The Chinese Nationalist Party (KMT) profited from manipulating the foreign-exchange market during the 1950s, the Ill-gotten Party Assets Settlement Committee has said, citing evidence it has collected.
It has also found evidence that the nation’s largest light bulb factory at the time was run by the KMT, the committee said.
The KMT became one of the wealthiest political parties in the world through party-run commercial enterprises, which began with establishing a monopoly on utilities and the production of daily necessities, the committee said.

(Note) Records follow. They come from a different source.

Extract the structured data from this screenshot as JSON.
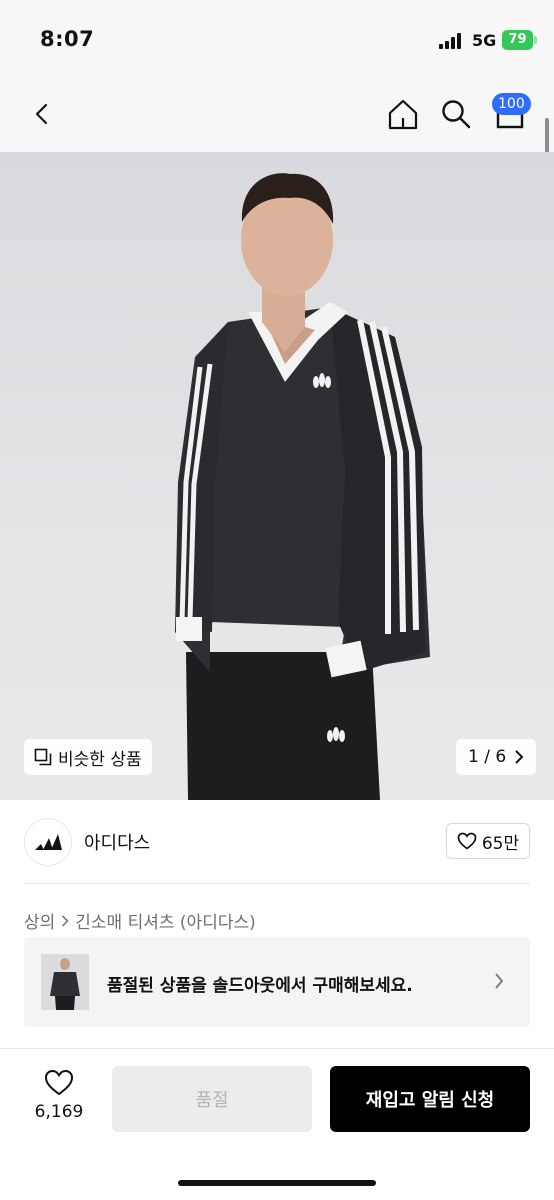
{
  "status_bar": {
    "time": "8:07",
    "network": "5G",
    "battery": "79"
  },
  "nav": {
    "cart_badge": "100"
  },
  "gallery": {
    "similar_label": "비슷한 상품",
    "page_indicator": "1 / 6"
  },
  "brand": {
    "name": "아디다스",
    "likes": "65만"
  },
  "breadcrumb": {
    "category": "상의",
    "subcategory": "긴소매 티셔츠 (아디다스)"
  },
  "soldout_banner": {
    "text": "품절된 상품을 솔드아웃에서 구매해보세요."
  },
  "bottom_bar": {
    "wish_count": "6,169",
    "soldout_label": "품절",
    "restock_label": "재입고 알림 신청"
  }
}
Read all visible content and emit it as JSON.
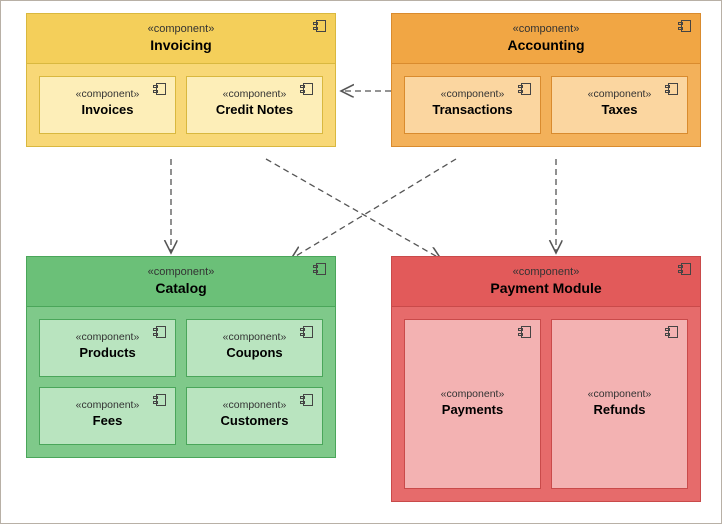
{
  "stereotype": "«component»",
  "components": {
    "invoicing": {
      "title": "Invoicing",
      "subs": [
        "Invoices",
        "Credit Notes"
      ]
    },
    "accounting": {
      "title": "Accounting",
      "subs": [
        "Transactions",
        "Taxes"
      ]
    },
    "catalog": {
      "title": "Catalog",
      "subs": [
        "Products",
        "Coupons",
        "Fees",
        "Customers"
      ]
    },
    "payment": {
      "title": "Payment Module",
      "subs": [
        "Payments",
        "Refunds"
      ]
    }
  },
  "dependencies": [
    {
      "from": "accounting",
      "to": "invoicing"
    },
    {
      "from": "invoicing",
      "to": "catalog"
    },
    {
      "from": "invoicing",
      "to": "payment"
    },
    {
      "from": "accounting",
      "to": "catalog"
    },
    {
      "from": "accounting",
      "to": "payment"
    }
  ]
}
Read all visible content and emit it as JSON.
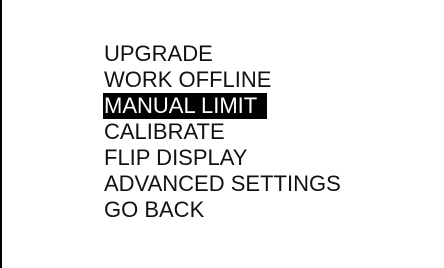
{
  "menu": {
    "items": [
      {
        "label": "UPGRADE",
        "selected": false
      },
      {
        "label": "WORK OFFLINE",
        "selected": false
      },
      {
        "label": "MANUAL LIMIT",
        "selected": true
      },
      {
        "label": "CALIBRATE",
        "selected": false
      },
      {
        "label": "FLIP DISPLAY",
        "selected": false
      },
      {
        "label": "ADVANCED SETTINGS",
        "selected": false
      },
      {
        "label": "GO BACK",
        "selected": false
      }
    ]
  },
  "colors": {
    "background": "#ffffff",
    "text": "#111111",
    "highlight_bg": "#000000",
    "highlight_text": "#ffffff"
  }
}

Proceeds from large national companies were divided among high-level party officials, while those from smaller regional companies were divided among local party members, the committee said, adding that there were several examples of this in the form of smaller gas companies using the character hsin (欣) in their names.
That the KMT profited from manipulating the foreign-exchange market was first revealed in an article published in the Free China Journal (自由中國) in March 1958, the committee said.
Vendors who wanted to import apples at the time needed to obtain special approval by going through then KMT’s Central Finance Committee, which was charging three times the market exchange rate for US dollars, it said.
Under KMT policy at the time, private companies paid at the higher exchange rate while party-owned companies paid market rates and did not need to go through any application procedures to exchange money, it added.
The light bulb factory was also discussed in the Free China Journal, which described public complaints over the low quality of the bulbs, the assets committee said.
Vendors could not import better-quality bulbs, as the KMT did not approve their applications and if they did the cost would be prohibitively high, it added.
The KMT also profited from 18 Japanese movie theaters that were taken over by the party following World War II, it said, adding that the most profitable was directly overseen by KMT-run Central Motion Pictures Corp (CMPC, 中影公司).
Japanese broadcasting stations were taken over by the KMT, which in 1946 placed their operations under the control of the Broadcasting Corp of China (BCC, 中國廣播公司), the committee added.